仮に上司から送付を依頼された場合であっても、「○○部長」などの敬称は不要です。
はがきの宛名書き
暑中見舞いや年賀状、移転などの簡単な連絡についてははがきで行う場合もあるかと思います。
はがきで先方に連絡をする場合も、タテ書きで宛名を記入するのが一般的です。
ただし、表面に差出人の連絡先を記入する点は封書と異なります。
①切手
……自社製の私製はがきの場合は切手(2023年時点では63円切手)を貼付しましょう。
切手が印刷されている官製はがきの場合は不要です。
②郵便番号
……相手の郵便番号をわかりやすく記入します。にじみにくい筆記具で記入するとなおよいでしょう。
③送り先の住所
……封書の場合と同様に、送る相手の住所を郵便番号の右に揃え、1字下げて記入します。

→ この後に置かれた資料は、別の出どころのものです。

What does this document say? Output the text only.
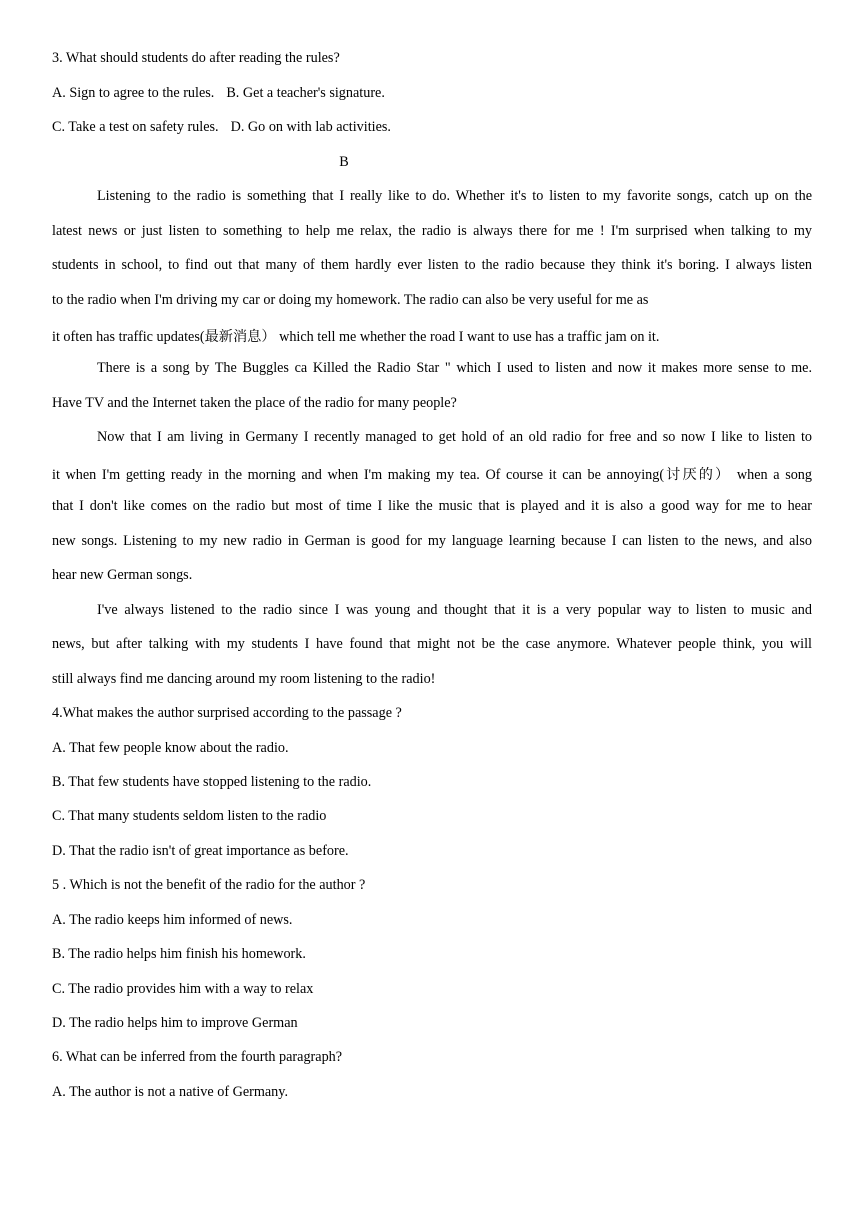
3. What should students do after reading the rules?
A. Sign to agree to the rules. B. Get a teacher's signature.
C. Take a test on safety rules. D. Go on with lab activities.
B
Listening to the radio is something that I really like to do. Whether it's to listen to my favorite songs, catch up on the
latest news or just listen to something to help me relax, the radio is always there for me ! I'm surprised when talking to my
students in school, to find out that many of them hardly ever listen to the radio because they think it's boring. I always listen
to the radio when I'm driving my car or doing my homework. The radio can also be very useful for me as
it often has traffic updates(最新消息） which tell me whether the road I want to use has a traffic jam on it.
There is a song by The Buggles ca Killed the Radio Star " which I used to listen and now it makes more sense to me.
Have TV and the Internet taken the place of the radio for many people?
Now that I am living in Germany I recently managed to get hold of an old radio for free and so now I like to listen to
it when I'm getting ready in the morning and when I'm making my tea. Of course it can be annoying(讨厌的） when a song
that I don't like comes on the radio but most of time I like the music that is played and it is also a good way for me to hear
new songs. Listening to my new radio in German is good for my language learning because I can listen to the news, and also
hear new German songs.
I've always listened to the radio since I was young and thought that it is a very popular way to listen to music and
news, but after talking with my students I have found that might not be the case anymore. Whatever people think, you will
still always find me dancing around my room listening to the radio!
4.What makes the author surprised according to the passage ?
A. That few people know about the radio.
B. That few students have stopped listening to the radio.
C. That many students seldom listen to the radio
D. That the radio isn't of great importance as before.
5 . Which is not the benefit of the radio for the author ?
A. The radio keeps him informed of news.
B. The radio helps him finish his homework.
C. The radio provides him with a way to relax
D. The radio helps him to improve German
6. What can be inferred from the fourth paragraph?
A. The author is not a native of Germany.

封筒よりも書くスペースが少ないため、文字の大きさに要注意です。
④会社・部署名
……住所よりさらに一字分下げた位置へ、会社名と部署名、課名などを記載します。
長くなる場合は改行しましょう。
⑤発送相手の氏名
……相手の氏名を1字下げ&やや大きめの字で記入します。
相手が役職付きの方であれば、氏名の上に役職を記入します。
個人宛ての場合は「様」を忘れないようにしましょう。
⑥発送元の連絡先
……発送元の住所、会社名&部署名、氏名、郵便番号を記入します。
送付先より大きな字にならないよう、小さめの字で書くことを意識しましょう。
なお、内容によっては裏面にまとめて発送元の情報を書く場合もあります(年賀状など)。
複写式の書類を同封する場合は「書類を入れる前」に宛名を書く
契約書類など、複写式の書類を封書で送る場合は、書類を入れる前に封筒の宛名書きを済ませておきましょう。
複写書類が入った封筒の場合、封をしたあとに宛名を書くと、書いた字がそのまま中の書類に複写されてしまいます。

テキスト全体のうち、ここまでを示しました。